Jean Deutsch & Michel Arnould
DNA a écrit : Un pas en arrière
Même si elles s'en défendent publiquement, la Ville de Strasbourg et la communauté urbaine semblent désormais proches de retirer leur dossier de candidature pour accueillir l'Euro-2016. L'image détestable renvoyée par l'équipe de France en cet été mondialiste et le néant dans lequel est plongé le Racing ne peuvent qu'accélérer le mouvement.
Les cris de joie n'ont pas fait trembler les murs de la cité administrative, place de l'Étoile, le 28 mai dernier, jour où la France a obtenu l'organisation de l'Euro-2016. Au siège de l'exécutif strasbourgeois, un certain embarras pouvait même se lire sur les visages. On aurait presque juré que MM. Ries et Bigot, respectivement maire de la Ville et président de la communauté urbaine (CUS), préféraient voir la Turquie ou l'Italie emporter le morceau. Mais à Lausanne, au quartier général de l'UEFA, Michel Platini avait brandi quelques heures plus tôt un petit bout de papier sur lequel figurait le nom "France"...
Un ultime courrier en forme d'ultimatum
Ce jour-là, les élus strasbourgeois ont hérité d'un « lourd fardeau à porter », aux dires de Roland Ries : 160 millions d'euros, soit le coût hors taxes de la reconstruction de la Meinau. Face à la réalité crue des chiffres, l'engouement affiché lors de la campagne menée durant un an autour du dossier de candidature s'est estompé. Strasbourg avait alors posé quelques conditions et émis des propositions à l'État, à l'UEFA, à la Fédération française et au monde du football pro, histoire d'alléger la facture. A ce jour, toutes les demandes sont restées lettres mortes. Hier, lors du conseil communautaire, MM. Ries et Bigot ont encore reculé d'un pas. Pour la première fois, ils ont évoqué la perspective de jeter l'éponge. « Nous préférerions renoncer à notre candidature plutôt que de découvrir a posteriori une note bien trop salée pour les contribuables de la CUS », indiquent-ils dans un communiqué. En date du 24 juin, soit jeudi, les deux élus ont envoyé une missive à Roselyne Bachelot, ministre de la Santé et des Sports, et Jean-Pierre Escalettes, président de moins en moins légitime de la Fédération française. Il s'agit là de « l'ultime courrier », selon MM. Ries et Bigot, qui s'apparente à un ultimatum. Le duo rappelle les « éléments conditionnels » à la participation alsacienne. Ceux-ci n'ont pas évolué depuis fin mai : financement accru de l'État (35& au lieu des 10 prévus), reversement des excédents financiers de l'Euro-2016 aux villes organisatrices, alimentation d'un fond d'aide par les droits télé et les paris en ligne. Le problème est que ces requêtes n'ont quasiment aucune chance d'aboutir. Elles sont d'autant plus "excluantes" que la voix strasbourgeoise est la seule à se faire entendre parmi les onze autres candidats. A Marseille, par exemple, le maire Jean-Claude Gaudin a officialisé lundi dernier la rénovation du Vélodrome, un projet de 273 millions d'euros confié au groupe Bouygues. La Ville, qui prendra en charge 173M€ sur 35 ans, a "juste" demandé à l'État « d'arrondir sa participation » au-delà des 10& annoncés. Mais Marseille, dont le club tout juste titré pour la 9e fois champion de France fait figure de véritable institution, n'est pas Strasbourg. Il n'est pas utile de s'épancher sur la désagrégation du Racing, qui attend toujours le feu vert de la DNCG histoire de savoir s'il a seulement le droit de repartir en National, pour comprendre les réticences des élus.

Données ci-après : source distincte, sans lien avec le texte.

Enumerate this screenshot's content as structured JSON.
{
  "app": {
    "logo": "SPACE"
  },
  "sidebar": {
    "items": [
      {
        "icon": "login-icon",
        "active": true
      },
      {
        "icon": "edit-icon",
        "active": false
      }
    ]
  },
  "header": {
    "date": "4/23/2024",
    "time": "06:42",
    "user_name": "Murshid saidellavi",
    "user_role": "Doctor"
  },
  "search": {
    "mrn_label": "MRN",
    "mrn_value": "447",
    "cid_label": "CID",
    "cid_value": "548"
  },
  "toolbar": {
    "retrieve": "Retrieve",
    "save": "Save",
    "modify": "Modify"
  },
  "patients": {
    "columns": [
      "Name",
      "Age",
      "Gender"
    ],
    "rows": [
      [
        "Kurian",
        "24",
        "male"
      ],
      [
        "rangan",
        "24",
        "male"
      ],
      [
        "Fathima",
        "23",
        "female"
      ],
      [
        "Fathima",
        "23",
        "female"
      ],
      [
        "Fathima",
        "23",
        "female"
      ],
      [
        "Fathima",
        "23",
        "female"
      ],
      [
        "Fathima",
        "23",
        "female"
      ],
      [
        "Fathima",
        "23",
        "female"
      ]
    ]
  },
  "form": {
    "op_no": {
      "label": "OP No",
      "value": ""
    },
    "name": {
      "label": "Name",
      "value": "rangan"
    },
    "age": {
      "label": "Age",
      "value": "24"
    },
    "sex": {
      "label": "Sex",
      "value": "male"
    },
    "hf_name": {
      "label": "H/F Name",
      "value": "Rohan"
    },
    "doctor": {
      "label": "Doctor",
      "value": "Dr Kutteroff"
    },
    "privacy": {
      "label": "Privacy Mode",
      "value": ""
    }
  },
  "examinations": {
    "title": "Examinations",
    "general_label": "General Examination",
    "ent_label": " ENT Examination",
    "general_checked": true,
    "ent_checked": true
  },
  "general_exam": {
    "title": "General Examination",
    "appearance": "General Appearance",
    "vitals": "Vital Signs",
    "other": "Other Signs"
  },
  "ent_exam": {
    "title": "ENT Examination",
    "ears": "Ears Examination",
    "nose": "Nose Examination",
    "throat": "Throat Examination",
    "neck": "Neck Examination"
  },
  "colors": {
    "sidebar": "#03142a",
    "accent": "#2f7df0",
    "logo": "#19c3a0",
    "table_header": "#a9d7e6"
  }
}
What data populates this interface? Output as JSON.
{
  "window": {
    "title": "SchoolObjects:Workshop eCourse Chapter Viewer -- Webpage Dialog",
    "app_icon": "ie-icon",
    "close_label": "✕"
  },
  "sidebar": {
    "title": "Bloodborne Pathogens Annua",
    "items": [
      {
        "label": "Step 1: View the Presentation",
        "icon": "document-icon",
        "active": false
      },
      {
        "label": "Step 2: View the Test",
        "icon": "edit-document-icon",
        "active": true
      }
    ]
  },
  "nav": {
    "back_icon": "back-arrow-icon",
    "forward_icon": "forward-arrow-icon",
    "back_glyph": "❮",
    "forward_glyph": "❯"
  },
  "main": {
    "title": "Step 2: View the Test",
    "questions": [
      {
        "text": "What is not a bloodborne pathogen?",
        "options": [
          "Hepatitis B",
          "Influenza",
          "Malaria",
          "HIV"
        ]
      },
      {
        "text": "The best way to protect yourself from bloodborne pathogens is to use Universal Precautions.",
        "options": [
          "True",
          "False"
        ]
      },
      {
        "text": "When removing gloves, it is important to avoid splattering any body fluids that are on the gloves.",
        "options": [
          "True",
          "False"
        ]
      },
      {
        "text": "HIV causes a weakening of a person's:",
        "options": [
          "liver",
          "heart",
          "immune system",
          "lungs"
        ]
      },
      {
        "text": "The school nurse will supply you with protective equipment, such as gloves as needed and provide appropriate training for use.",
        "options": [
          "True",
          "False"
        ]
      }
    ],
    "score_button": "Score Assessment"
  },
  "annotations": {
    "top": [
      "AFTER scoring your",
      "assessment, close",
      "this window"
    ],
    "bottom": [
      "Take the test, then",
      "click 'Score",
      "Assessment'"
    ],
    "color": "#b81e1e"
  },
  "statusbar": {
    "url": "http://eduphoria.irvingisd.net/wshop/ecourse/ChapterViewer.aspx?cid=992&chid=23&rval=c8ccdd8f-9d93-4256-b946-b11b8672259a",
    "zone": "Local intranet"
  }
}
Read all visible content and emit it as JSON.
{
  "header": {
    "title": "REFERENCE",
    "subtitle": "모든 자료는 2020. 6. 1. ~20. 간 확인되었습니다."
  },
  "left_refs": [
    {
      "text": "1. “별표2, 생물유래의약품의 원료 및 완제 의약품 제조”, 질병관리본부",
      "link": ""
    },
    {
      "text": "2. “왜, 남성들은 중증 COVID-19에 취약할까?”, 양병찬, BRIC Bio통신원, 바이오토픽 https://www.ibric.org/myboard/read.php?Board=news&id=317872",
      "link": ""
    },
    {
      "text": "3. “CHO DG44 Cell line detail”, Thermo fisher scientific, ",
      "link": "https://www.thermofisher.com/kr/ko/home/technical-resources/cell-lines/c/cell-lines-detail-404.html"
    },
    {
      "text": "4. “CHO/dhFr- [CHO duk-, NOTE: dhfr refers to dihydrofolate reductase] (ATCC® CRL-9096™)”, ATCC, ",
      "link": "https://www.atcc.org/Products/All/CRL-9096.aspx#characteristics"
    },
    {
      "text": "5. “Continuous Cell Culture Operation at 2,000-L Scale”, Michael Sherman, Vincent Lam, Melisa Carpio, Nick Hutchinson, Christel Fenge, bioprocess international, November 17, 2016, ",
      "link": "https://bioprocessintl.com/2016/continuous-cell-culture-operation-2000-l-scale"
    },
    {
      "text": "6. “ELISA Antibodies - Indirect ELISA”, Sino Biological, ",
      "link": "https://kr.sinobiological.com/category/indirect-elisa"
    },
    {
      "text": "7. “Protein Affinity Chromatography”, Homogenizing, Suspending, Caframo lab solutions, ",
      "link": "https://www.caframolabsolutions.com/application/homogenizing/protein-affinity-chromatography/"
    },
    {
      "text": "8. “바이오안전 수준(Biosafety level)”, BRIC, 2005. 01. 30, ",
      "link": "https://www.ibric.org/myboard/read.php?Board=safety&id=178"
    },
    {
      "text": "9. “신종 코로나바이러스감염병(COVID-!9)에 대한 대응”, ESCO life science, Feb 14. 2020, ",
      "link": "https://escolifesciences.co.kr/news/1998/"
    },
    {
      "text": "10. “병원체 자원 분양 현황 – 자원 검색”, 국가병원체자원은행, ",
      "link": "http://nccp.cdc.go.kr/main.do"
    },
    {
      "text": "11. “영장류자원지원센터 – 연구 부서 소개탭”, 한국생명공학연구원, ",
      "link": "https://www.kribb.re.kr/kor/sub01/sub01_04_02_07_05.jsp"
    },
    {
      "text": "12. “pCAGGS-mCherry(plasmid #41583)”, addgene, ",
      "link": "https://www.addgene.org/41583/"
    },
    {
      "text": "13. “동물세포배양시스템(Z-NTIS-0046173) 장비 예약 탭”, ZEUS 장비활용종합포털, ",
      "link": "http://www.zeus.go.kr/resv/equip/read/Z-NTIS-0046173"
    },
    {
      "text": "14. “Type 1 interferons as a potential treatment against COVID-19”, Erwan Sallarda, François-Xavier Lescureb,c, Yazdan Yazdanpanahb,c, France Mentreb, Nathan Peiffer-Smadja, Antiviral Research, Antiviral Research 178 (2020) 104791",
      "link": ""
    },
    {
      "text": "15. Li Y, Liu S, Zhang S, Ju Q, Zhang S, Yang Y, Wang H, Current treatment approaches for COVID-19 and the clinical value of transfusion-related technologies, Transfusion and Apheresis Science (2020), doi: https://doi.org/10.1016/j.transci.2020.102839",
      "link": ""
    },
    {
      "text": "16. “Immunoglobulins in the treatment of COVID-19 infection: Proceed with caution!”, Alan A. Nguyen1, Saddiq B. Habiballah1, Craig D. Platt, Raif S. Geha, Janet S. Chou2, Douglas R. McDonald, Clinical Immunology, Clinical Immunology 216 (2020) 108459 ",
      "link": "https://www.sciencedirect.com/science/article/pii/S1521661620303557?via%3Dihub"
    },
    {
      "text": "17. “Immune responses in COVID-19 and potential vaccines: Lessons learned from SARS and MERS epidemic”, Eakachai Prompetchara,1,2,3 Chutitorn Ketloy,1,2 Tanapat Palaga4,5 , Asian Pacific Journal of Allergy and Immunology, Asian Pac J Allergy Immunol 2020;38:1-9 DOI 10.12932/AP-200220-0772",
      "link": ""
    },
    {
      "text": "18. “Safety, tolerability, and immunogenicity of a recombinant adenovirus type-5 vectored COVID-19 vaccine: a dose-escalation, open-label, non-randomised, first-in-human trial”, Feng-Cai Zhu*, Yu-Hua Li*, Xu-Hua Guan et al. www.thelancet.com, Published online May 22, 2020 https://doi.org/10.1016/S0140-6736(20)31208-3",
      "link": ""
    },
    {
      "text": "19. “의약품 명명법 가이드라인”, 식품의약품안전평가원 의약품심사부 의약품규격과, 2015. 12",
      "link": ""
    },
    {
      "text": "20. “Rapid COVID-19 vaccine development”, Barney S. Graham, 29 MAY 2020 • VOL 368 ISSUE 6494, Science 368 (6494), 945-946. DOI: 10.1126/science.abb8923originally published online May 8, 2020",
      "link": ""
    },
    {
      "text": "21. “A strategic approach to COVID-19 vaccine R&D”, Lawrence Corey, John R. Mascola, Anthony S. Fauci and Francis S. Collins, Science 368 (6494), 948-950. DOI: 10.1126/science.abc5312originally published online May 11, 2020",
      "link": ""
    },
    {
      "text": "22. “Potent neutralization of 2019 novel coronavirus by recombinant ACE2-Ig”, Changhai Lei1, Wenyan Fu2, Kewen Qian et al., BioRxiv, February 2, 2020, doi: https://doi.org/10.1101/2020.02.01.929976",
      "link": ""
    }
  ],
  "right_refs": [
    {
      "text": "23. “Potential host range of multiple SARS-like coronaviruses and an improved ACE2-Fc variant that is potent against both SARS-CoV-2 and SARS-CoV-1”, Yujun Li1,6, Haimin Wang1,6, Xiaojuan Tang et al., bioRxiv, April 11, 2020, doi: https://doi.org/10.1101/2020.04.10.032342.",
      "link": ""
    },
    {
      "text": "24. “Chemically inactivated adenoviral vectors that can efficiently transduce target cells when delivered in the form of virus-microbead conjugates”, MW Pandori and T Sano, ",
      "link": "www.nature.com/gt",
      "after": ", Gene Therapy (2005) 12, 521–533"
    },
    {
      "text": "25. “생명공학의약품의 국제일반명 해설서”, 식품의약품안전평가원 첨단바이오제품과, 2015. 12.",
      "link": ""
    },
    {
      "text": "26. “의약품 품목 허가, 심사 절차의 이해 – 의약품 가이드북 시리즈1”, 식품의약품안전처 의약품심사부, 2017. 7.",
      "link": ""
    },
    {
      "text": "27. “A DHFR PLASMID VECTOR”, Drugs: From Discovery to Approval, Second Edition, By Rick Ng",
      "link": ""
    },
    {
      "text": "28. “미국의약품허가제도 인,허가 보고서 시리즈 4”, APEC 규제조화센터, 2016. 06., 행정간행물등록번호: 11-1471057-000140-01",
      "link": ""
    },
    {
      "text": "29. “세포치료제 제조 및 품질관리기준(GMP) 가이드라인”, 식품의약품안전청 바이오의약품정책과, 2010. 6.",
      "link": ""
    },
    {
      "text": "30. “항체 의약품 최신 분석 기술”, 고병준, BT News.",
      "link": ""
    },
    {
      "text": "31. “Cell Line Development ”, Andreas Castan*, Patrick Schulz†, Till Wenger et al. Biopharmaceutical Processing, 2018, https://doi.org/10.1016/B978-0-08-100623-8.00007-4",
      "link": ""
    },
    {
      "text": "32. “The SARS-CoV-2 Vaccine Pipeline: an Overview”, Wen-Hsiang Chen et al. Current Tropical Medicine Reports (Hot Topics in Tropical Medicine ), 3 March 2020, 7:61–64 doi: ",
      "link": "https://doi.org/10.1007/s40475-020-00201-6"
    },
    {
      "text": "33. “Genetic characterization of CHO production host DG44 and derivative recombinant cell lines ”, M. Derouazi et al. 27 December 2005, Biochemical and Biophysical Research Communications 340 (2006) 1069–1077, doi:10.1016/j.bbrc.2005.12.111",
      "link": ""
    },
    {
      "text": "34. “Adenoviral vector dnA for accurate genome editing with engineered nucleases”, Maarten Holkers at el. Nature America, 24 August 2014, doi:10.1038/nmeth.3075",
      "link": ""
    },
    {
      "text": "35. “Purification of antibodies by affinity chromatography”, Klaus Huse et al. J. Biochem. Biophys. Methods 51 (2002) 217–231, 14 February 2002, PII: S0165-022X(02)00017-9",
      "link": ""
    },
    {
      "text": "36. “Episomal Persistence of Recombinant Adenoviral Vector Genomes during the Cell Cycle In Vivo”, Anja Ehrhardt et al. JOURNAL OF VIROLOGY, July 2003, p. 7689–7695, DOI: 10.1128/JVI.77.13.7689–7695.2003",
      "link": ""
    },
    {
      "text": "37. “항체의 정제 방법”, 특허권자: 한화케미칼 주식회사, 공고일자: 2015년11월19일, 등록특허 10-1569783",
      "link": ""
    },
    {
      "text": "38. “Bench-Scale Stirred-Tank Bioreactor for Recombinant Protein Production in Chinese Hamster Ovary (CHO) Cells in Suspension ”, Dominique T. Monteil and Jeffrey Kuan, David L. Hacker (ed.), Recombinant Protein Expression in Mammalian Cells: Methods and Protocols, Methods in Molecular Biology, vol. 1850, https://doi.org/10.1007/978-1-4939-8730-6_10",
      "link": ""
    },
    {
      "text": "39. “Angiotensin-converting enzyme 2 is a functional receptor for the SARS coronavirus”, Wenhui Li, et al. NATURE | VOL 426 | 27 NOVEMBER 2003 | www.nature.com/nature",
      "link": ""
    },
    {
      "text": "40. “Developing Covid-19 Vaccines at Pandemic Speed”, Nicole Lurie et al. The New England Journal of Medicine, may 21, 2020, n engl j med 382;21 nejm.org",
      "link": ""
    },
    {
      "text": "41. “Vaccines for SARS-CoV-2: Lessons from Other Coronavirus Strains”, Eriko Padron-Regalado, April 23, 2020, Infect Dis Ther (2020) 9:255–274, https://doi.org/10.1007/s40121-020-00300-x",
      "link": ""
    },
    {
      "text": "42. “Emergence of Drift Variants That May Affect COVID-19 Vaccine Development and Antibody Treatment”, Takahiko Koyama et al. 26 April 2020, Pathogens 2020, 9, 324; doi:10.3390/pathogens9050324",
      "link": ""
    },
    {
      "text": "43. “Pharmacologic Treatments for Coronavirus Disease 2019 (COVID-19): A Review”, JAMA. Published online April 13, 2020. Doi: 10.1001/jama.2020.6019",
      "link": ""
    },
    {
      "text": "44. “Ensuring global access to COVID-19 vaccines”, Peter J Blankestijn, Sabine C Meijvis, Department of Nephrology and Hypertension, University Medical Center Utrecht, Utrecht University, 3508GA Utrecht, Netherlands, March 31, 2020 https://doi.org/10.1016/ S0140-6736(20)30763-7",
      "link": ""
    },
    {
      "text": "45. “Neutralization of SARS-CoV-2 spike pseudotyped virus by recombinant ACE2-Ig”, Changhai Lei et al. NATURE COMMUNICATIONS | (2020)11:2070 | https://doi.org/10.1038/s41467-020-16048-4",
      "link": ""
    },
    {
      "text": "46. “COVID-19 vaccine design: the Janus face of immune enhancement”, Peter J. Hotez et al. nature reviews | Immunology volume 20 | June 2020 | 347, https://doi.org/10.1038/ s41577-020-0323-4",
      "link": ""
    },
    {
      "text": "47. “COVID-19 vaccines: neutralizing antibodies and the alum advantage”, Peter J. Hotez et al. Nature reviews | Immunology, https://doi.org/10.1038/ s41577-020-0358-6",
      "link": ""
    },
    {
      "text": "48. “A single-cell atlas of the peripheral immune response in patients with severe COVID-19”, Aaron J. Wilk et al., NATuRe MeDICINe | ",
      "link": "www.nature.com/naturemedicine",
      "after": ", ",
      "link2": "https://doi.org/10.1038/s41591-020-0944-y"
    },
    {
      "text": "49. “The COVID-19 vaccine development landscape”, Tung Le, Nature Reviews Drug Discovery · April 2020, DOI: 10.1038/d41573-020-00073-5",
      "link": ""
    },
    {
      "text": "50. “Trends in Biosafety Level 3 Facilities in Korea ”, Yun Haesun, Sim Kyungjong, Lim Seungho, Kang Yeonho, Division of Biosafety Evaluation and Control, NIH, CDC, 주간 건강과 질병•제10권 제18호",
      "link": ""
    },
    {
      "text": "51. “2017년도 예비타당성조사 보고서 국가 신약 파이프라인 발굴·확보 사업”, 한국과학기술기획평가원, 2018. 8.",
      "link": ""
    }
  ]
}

En filigrane se pose aussi la question de la volonté politique
En outre, les pérégrinations pathétiques et risibles des autres Bleus, ceux de France, en Afrique du Sud invitent aussi à la réflexion quant aux valeurs véhiculées par le foot pro et à l'opportunité d'engager des dépenses somptuaires. En filigrane se pose surtout la question de la volonté politique concernant le sport de haut niveau - très mal en point - à Strasbourg. Du côté de Marseille, M. Gaudin bâtit un stade « pour les 50 années à venir ». Ici, personne ne sait de quoi demain sera fait.